Many people—and even some boat manufacturers—believe that keeping the
tanks empty reduce the problem, but an empty water tank only provides
another damp dark home for those “critters.”
"There are all kinds of products sold that claim to keep onboard water
fresh, but all that’s really necessary is an annua--or in especially
warm climates, semi-annual recommissioning of the entire system-—tank
and plumbing. The following recommendations conform to section 10.8 in
the A-1 192 code covering electrical, plumbing, and heating of
recreational vehicles (including boats). The solution is approved and
recommended by competent health officials. It may be used in a new
system a used one that has not been used for a period of time, or one
that may have been contaminated.
"Before beginning, turn off hot water heater at the breaker; do not turn
it on again until the entire recommissioning is complete.
1. Prepare a chlorine solution using one gallon of water and 1/2 cup (4
oz) Clorox or Purex household bleach (5-7% sodium Hypochlorine
solution). With tank empty, pour chlorine solution into tank. Use one
gallon of solution for each 5 gallons of tank capacity.
2. Complete filling of tank with fresh water. Open each faucet and drain
cock until air has been released and the entire system is filled. Do
not turn off the pump; it must remain on to keep the system pressurized
and the solution in the lines.
3. Allow to stand for at least three hours, but no longer than 24 hours.
4 Drain through every faucet on the boat (and if you haven't done this
in a while, it's a good idea to remove any diffusion screens from the
faucets, because what's likely to come out will clog them). Fill the
tank again with fresh water only, drain again through every faucet on
the boat.
5. To remove excess chlorine taste or odor which might remain, prepare a
solution of one quart white vinegar to five gallons water and allow this
solution to agitate in tank for several days by vehicle motion.
6. Drain tank again through every faucet, and flush the lines again by
fill the tank 1/4-1/2 full and again flushing with potable water.

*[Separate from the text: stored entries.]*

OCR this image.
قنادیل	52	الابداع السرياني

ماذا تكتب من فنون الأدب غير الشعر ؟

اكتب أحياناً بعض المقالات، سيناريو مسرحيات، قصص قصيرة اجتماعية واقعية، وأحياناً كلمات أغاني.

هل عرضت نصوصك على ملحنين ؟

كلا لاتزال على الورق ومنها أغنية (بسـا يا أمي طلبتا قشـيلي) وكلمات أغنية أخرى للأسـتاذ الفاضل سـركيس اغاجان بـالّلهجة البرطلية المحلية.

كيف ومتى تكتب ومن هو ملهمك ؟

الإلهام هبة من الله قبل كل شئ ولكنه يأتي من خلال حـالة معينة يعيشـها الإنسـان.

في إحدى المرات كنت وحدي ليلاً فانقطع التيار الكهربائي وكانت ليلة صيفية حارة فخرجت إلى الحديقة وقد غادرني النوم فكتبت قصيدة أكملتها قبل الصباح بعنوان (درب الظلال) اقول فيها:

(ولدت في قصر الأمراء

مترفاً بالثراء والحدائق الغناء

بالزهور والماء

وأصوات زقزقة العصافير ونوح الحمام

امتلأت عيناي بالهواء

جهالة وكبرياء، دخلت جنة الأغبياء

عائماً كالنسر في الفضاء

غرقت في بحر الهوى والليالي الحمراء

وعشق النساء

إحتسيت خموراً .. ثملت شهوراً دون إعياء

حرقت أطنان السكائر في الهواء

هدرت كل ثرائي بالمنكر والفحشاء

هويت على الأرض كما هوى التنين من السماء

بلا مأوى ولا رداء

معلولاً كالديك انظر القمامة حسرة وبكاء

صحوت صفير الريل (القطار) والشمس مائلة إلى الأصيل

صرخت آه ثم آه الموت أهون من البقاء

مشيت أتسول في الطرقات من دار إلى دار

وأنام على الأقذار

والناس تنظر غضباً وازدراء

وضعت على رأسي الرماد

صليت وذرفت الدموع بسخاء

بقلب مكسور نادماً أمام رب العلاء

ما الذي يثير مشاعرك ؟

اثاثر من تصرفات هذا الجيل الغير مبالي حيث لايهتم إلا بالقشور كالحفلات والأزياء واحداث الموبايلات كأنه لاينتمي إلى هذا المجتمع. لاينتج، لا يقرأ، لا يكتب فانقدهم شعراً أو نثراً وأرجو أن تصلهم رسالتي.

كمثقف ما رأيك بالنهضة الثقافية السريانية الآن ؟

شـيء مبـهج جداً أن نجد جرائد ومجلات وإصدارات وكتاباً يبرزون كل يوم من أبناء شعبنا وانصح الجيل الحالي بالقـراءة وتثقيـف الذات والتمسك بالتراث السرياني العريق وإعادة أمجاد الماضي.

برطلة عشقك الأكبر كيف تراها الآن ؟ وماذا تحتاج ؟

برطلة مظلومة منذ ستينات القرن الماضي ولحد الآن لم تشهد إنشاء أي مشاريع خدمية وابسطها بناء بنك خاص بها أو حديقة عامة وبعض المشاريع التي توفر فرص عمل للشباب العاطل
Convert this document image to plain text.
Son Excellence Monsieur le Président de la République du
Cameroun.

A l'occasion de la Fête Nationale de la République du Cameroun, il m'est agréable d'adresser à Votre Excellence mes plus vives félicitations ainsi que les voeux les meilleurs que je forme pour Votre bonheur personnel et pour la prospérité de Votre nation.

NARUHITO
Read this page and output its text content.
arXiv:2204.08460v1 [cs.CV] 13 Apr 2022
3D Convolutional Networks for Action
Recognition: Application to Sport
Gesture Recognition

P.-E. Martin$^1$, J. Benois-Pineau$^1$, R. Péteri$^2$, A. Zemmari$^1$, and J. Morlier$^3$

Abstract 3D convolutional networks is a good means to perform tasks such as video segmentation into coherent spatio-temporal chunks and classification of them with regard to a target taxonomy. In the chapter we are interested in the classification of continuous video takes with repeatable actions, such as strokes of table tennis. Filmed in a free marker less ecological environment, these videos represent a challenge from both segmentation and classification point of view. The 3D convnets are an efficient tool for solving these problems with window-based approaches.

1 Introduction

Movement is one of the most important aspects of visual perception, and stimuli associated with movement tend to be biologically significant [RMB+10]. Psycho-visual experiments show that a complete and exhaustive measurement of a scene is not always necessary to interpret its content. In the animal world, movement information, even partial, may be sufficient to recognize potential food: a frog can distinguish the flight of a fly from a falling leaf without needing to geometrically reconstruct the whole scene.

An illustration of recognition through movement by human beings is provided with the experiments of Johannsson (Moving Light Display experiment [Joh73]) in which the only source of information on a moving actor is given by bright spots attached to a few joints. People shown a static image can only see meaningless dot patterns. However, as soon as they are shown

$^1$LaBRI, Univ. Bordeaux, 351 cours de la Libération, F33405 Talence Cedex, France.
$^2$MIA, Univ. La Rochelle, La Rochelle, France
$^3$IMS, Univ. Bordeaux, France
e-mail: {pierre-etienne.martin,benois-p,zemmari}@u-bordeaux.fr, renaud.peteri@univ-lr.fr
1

"People have expressed concern about using this method to recommission
aluminum tanks. While bleach (chlorine) IS corrosive, it’s effects are
are cumulative. So the effect of an annual or semi-annual "shock
treatment" is negligible compared to the cumulative effect of holding
chlorinated city water in the tank for years. Nevertheless, it's a good
idea to mix the total amount of bleach in a few gallons of water before
putting it into either a stainless or aluminum tank."